W ostatnim rozdziale...
Vitani rozpaczała po śmierci przyjaciela.
Rozdział 16
Wymarzone stado
Od tragedii, a dokładniej śmierci Kopy minęło już sporo czasu. Tani dalej pamiętała przyjaciela, ale musiała się pogodzić z tym, że on nie żyje. W tym właśnie dniu Zira zebrała wszystkich mieszkańców Złej Ziemi, by im coś ogłosić.
- Drogie lwice... I Shawnie, i Kovu i Nuka...
- I Vitani- Odezwał się Kovu i zaczął sam się jedyny śmiać ze swojego nieudanego żartu.
- Ale suchara zasadziłeś!- Powiedziała główna bohaterka.
- Cisza!- Krzyknęła lwica z paskiem na plecach.- Kontynuując... Pozbyliśmy się małego syna Simby. Niby wyrównałam rachunki, ale nam to nie starczy. Teraz pora, by zabić Sarabi!
- Co?! Niemożliwe! Coś takiego!- Szeptały lwice.
- Cisza! Byłyśmy w dzieciństwie z Sarabi jak siostry, ale ona to wszystko popsuła! Pora na zemstę! Kto jest na ochotnika, by wkroczyć na teren Lwiej Ziemi o ją zabić?- Wszystkie lwice zamilkły.- No proszę, poświęci się któraś dla nas wszystkich i dla Skazy! Zapadła totalna cisza. Nagle nie wiadomo skąd pojawiła się brązowa lwiczka, wyglądała na starszą od Vitani, z piwnymi oczami, lekką grzywką na bok.
- Ja to zrobię! Tylko przyjmijcie mnie do stada.- Powiedziała tajemnicza młoda lwica.
- Co?! Skąd ty się tu wzięłaś?! Jesteś za młoda!- Oburzyła się Zira.

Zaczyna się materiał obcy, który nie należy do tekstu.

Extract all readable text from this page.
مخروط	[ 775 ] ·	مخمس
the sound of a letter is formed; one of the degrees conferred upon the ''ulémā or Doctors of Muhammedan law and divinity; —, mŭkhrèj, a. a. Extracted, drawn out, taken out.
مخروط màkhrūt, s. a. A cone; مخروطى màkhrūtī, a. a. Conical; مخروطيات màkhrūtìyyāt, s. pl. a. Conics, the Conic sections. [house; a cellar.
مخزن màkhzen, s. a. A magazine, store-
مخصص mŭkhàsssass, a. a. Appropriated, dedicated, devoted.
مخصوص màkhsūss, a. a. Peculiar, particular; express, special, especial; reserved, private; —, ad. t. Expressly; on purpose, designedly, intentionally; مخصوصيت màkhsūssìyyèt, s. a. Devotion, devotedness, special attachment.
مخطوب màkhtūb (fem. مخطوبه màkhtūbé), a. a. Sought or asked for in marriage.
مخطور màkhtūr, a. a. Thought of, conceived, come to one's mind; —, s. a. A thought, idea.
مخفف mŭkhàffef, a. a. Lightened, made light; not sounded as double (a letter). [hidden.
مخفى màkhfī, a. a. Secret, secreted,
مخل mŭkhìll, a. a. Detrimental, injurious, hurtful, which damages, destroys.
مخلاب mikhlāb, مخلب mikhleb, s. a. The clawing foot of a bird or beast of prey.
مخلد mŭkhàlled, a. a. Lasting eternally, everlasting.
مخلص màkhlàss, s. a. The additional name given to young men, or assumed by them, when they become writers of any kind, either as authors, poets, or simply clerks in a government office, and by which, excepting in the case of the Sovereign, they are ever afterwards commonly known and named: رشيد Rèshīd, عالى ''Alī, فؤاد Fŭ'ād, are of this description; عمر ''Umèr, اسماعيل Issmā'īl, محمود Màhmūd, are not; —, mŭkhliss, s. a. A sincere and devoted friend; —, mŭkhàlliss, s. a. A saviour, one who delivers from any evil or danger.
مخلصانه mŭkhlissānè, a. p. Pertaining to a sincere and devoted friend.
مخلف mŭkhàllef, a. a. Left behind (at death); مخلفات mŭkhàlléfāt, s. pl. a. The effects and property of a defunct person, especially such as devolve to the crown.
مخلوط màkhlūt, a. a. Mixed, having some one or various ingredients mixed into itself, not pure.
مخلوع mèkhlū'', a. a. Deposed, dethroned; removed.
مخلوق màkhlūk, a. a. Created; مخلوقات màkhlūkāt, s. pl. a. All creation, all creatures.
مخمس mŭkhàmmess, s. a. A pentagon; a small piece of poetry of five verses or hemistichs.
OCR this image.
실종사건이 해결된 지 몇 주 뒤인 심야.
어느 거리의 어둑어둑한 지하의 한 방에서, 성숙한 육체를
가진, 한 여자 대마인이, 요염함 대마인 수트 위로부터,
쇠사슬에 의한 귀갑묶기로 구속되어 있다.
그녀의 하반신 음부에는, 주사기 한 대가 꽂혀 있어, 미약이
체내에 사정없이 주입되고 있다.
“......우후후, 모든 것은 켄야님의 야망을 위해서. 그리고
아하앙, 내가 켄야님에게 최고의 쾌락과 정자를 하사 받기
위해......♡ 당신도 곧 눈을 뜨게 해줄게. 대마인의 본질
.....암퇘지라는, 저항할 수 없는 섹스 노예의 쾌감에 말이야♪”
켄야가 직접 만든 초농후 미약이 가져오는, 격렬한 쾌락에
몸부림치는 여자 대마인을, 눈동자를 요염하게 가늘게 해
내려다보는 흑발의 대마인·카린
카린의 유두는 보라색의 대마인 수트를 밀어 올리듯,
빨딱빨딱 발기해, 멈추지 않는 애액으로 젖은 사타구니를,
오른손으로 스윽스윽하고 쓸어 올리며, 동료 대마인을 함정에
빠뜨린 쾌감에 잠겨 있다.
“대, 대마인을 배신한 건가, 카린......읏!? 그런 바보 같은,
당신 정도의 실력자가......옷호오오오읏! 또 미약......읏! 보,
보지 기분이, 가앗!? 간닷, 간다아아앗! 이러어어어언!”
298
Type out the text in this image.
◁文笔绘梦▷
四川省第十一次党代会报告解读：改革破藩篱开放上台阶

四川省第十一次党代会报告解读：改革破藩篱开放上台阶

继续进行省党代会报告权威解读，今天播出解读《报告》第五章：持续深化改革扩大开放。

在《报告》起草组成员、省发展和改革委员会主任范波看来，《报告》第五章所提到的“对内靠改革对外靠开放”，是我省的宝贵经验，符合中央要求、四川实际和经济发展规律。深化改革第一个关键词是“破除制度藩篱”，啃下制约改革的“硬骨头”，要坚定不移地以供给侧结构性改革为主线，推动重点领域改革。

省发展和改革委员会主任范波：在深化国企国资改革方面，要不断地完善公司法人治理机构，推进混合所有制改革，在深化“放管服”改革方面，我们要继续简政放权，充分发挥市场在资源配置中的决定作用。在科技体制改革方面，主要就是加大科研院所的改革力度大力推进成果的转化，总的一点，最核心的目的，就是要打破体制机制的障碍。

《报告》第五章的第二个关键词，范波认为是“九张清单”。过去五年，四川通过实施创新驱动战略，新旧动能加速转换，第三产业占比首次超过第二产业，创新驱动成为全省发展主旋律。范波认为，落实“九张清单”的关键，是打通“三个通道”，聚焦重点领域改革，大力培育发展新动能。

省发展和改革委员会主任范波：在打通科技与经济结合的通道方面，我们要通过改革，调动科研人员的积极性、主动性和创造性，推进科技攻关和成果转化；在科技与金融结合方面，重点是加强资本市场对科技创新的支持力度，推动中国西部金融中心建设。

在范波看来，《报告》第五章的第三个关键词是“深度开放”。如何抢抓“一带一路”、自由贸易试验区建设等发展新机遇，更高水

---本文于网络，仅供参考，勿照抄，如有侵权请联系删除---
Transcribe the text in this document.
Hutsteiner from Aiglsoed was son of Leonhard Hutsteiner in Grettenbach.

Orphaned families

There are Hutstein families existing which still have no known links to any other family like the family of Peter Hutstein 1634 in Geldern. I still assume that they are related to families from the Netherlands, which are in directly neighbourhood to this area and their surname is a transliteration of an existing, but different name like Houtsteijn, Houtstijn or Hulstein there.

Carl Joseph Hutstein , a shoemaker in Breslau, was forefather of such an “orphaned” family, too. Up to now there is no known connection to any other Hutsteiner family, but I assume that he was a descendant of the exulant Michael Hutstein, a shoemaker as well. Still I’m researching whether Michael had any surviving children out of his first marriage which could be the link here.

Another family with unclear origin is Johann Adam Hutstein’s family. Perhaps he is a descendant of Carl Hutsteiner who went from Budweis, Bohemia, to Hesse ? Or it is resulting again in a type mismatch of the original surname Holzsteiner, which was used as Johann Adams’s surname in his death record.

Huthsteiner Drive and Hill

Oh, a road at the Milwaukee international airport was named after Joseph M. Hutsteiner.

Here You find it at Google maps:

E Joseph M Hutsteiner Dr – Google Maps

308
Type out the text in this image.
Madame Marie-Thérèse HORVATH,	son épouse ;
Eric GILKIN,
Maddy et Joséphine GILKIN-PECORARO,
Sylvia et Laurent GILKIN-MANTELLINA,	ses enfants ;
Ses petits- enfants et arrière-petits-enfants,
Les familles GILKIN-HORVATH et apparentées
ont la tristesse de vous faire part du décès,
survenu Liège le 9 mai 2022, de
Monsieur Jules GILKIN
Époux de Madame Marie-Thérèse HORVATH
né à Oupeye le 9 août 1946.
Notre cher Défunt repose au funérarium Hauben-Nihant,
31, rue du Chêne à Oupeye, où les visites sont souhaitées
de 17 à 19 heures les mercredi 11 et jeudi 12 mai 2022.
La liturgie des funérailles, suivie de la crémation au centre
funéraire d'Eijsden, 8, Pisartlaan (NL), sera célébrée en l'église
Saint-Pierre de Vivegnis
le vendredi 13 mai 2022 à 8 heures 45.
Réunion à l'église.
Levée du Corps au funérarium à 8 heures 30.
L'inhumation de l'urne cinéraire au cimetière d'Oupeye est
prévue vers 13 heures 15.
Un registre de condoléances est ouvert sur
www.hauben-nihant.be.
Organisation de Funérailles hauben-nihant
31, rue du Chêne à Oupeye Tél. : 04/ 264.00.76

- Jestem Bangs, sierota błąkająca się po wszystkich stadach. Urodziłam się na cmentarzysku słoni, kiedy to ten najlepszy król Skaza panował...
- Kontynuuj!- Powiedziała Zira.
Bangs |
- Dobrze! Zrobisz jak chcesz, tylko pozbądź się niej! A na zawsze pozostaniesz w stadzie.
- Zrobię to jutro z samego rana!
Po spotkaniu lwic, Bangs ostrzyła sobie zęby. Podeszła do niej Vitani.
- Cześć, jestem Vitani!
- O, hejka! Mnie chyba poznałaś... Fajnie, że w tym stadzie jest ktoś mniej więcej mojego wieku.
- Tak. Jest jeszcze Shawn, Kovu i Nuka, ale on jest trochę starszy.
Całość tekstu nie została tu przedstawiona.